Cézanne and Beyond: Picasso
Paul Cézanne - Mont Sainte Victoire
Pablo Picasso - Nudes in a Forest
Pablo Picasso may have been the single most important and faithful Cézannist, ever. Cubism's kaleidoscopic fracturing of things is just an extension of the breakage already begun by Cézanne. The feathered brush strokes that define each of the many surfaces we see in a cubist picture are the same strokes that Cézanne used to pull apart his art. But the relationship goes much deeper than these surface similarities. Cézanne discovered that a modern artist could play at dreaming up new languages for describing reality, without feeling obliged to supply a key to understanding them. Looking at a Cézanne, you feel as though you're witnessing an orderly translation of objects into paint, but you never come away with a clear sense of the objects in question.
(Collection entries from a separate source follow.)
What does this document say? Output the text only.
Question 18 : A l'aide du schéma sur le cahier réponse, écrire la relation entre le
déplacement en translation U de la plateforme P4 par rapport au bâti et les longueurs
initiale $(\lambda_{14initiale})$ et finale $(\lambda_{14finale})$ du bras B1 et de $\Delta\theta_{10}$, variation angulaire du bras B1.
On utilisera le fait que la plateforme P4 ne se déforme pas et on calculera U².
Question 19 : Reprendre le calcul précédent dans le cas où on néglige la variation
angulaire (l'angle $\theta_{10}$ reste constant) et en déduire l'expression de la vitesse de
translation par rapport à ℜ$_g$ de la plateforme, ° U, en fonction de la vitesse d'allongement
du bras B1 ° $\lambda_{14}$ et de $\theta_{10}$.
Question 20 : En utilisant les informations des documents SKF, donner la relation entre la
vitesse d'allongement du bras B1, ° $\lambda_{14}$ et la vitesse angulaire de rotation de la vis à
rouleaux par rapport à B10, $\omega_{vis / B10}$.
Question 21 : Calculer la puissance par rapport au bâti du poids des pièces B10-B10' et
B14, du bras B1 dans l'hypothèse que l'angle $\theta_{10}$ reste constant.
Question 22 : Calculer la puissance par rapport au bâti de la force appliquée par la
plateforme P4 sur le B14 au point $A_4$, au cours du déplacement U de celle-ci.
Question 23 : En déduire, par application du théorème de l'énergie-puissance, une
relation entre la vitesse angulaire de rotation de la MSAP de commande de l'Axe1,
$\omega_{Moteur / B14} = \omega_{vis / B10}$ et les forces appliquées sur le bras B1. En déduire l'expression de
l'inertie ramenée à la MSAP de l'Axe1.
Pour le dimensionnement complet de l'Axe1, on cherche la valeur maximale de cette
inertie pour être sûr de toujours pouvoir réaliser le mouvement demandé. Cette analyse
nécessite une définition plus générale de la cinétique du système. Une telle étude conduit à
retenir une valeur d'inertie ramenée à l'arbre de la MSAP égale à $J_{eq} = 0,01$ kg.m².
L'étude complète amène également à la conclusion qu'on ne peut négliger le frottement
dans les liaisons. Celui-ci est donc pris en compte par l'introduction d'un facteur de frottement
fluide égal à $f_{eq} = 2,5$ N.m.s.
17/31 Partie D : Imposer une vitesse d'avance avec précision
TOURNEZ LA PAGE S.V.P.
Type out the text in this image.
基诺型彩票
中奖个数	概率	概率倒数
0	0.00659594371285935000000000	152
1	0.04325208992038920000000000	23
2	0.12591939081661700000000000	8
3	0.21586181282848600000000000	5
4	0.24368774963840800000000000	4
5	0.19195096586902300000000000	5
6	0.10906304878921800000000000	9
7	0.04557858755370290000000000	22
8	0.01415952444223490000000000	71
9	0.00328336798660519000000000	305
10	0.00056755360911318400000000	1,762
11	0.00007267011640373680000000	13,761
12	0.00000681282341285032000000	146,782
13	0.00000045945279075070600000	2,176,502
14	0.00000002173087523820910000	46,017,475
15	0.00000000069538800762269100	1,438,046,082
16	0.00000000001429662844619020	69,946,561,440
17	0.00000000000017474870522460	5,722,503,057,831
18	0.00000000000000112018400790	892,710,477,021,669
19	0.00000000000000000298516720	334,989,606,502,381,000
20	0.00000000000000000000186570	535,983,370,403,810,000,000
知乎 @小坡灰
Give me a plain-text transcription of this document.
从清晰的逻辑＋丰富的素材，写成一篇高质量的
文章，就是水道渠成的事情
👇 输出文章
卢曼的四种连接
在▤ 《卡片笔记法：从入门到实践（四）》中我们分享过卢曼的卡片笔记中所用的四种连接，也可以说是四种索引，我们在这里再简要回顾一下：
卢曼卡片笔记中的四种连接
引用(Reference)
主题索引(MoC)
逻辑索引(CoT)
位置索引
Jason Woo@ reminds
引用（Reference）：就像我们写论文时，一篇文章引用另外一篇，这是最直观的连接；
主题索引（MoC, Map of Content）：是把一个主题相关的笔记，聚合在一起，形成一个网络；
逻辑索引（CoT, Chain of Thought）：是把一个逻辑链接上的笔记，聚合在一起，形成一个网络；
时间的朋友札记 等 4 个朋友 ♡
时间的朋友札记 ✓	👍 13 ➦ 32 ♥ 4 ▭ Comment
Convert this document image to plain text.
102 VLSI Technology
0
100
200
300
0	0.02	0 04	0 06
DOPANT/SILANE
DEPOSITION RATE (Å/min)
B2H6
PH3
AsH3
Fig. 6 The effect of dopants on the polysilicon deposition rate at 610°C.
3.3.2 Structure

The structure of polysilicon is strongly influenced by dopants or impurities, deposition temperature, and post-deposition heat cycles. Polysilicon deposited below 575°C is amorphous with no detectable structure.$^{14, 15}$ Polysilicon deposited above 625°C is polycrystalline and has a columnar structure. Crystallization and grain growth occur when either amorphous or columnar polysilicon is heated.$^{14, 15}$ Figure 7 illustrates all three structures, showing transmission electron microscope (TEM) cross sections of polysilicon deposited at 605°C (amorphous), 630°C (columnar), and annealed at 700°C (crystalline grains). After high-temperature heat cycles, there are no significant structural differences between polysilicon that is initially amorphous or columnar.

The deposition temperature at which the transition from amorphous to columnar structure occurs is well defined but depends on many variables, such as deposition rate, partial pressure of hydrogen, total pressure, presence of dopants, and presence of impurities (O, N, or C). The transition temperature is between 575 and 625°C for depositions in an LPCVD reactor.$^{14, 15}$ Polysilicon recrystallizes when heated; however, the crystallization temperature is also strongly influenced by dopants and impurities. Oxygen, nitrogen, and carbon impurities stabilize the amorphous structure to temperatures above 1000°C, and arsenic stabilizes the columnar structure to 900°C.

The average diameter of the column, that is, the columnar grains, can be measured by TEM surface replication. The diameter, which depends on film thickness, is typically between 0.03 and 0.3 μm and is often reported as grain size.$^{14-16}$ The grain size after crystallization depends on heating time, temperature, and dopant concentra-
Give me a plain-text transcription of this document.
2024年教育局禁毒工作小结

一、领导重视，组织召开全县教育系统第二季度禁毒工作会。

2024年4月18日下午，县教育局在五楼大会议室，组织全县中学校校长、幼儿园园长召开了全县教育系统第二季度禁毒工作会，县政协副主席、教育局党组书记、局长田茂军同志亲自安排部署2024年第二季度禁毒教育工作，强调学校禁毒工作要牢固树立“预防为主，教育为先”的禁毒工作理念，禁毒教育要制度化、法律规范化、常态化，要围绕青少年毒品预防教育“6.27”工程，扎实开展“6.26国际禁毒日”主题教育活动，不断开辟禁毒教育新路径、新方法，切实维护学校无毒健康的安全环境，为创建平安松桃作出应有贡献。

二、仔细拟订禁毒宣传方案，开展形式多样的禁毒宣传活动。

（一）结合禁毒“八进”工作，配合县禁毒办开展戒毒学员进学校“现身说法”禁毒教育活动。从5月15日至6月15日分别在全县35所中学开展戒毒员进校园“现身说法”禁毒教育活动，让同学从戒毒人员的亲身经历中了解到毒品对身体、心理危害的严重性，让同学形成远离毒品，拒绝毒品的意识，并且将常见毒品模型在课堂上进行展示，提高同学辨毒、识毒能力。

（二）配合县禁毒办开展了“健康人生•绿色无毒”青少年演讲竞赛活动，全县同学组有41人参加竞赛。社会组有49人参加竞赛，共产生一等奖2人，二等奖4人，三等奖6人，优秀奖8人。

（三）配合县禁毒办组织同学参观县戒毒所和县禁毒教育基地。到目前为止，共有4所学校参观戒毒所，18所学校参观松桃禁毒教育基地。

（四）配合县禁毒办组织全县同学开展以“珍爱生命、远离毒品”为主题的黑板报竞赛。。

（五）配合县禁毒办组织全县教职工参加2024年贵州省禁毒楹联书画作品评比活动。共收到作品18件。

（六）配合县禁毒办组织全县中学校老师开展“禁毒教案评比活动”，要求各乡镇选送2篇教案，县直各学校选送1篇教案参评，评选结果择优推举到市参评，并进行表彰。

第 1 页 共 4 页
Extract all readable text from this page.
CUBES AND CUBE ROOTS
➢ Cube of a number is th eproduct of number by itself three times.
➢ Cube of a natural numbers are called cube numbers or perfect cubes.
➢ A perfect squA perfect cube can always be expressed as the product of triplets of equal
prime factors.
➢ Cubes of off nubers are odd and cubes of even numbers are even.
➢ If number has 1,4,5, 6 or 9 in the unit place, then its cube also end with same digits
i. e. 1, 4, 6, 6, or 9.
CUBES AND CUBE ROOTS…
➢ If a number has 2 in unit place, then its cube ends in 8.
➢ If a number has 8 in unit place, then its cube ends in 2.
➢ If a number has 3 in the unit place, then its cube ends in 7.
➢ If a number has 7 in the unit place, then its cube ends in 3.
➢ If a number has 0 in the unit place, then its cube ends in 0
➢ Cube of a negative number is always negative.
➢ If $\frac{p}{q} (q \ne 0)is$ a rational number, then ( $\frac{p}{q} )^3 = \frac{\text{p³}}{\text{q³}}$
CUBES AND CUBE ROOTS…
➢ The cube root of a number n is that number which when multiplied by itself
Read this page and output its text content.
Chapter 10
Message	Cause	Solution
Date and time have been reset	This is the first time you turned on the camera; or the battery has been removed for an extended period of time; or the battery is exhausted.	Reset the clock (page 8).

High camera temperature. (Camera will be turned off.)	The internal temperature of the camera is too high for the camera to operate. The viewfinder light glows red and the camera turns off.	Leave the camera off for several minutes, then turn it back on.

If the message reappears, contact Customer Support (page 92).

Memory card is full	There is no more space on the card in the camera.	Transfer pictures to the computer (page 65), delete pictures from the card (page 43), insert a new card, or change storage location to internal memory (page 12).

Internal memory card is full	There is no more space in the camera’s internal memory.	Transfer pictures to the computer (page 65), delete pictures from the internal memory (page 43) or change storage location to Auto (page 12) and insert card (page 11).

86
Picasso ran with that method: he created the strong impression that cubism had a grammar and vocabulary that worked (think of all the attempts that wall texts make to explain it as a set of rational procedures) while allowing it to speak in tongues (think of how unconvincing all those explanations end up being). And it was thanks to Cézanne that modern art became a matter of the most radical, ongoing experimentation, rejecting established precedents or newly fashionable theories or any consistency of style. As art historian John Elderfield puts it in the exhibition's massive catalogue, Picasso saw the extremism in Cézanne's art and made it his own (Blake Gopnik in W.Post).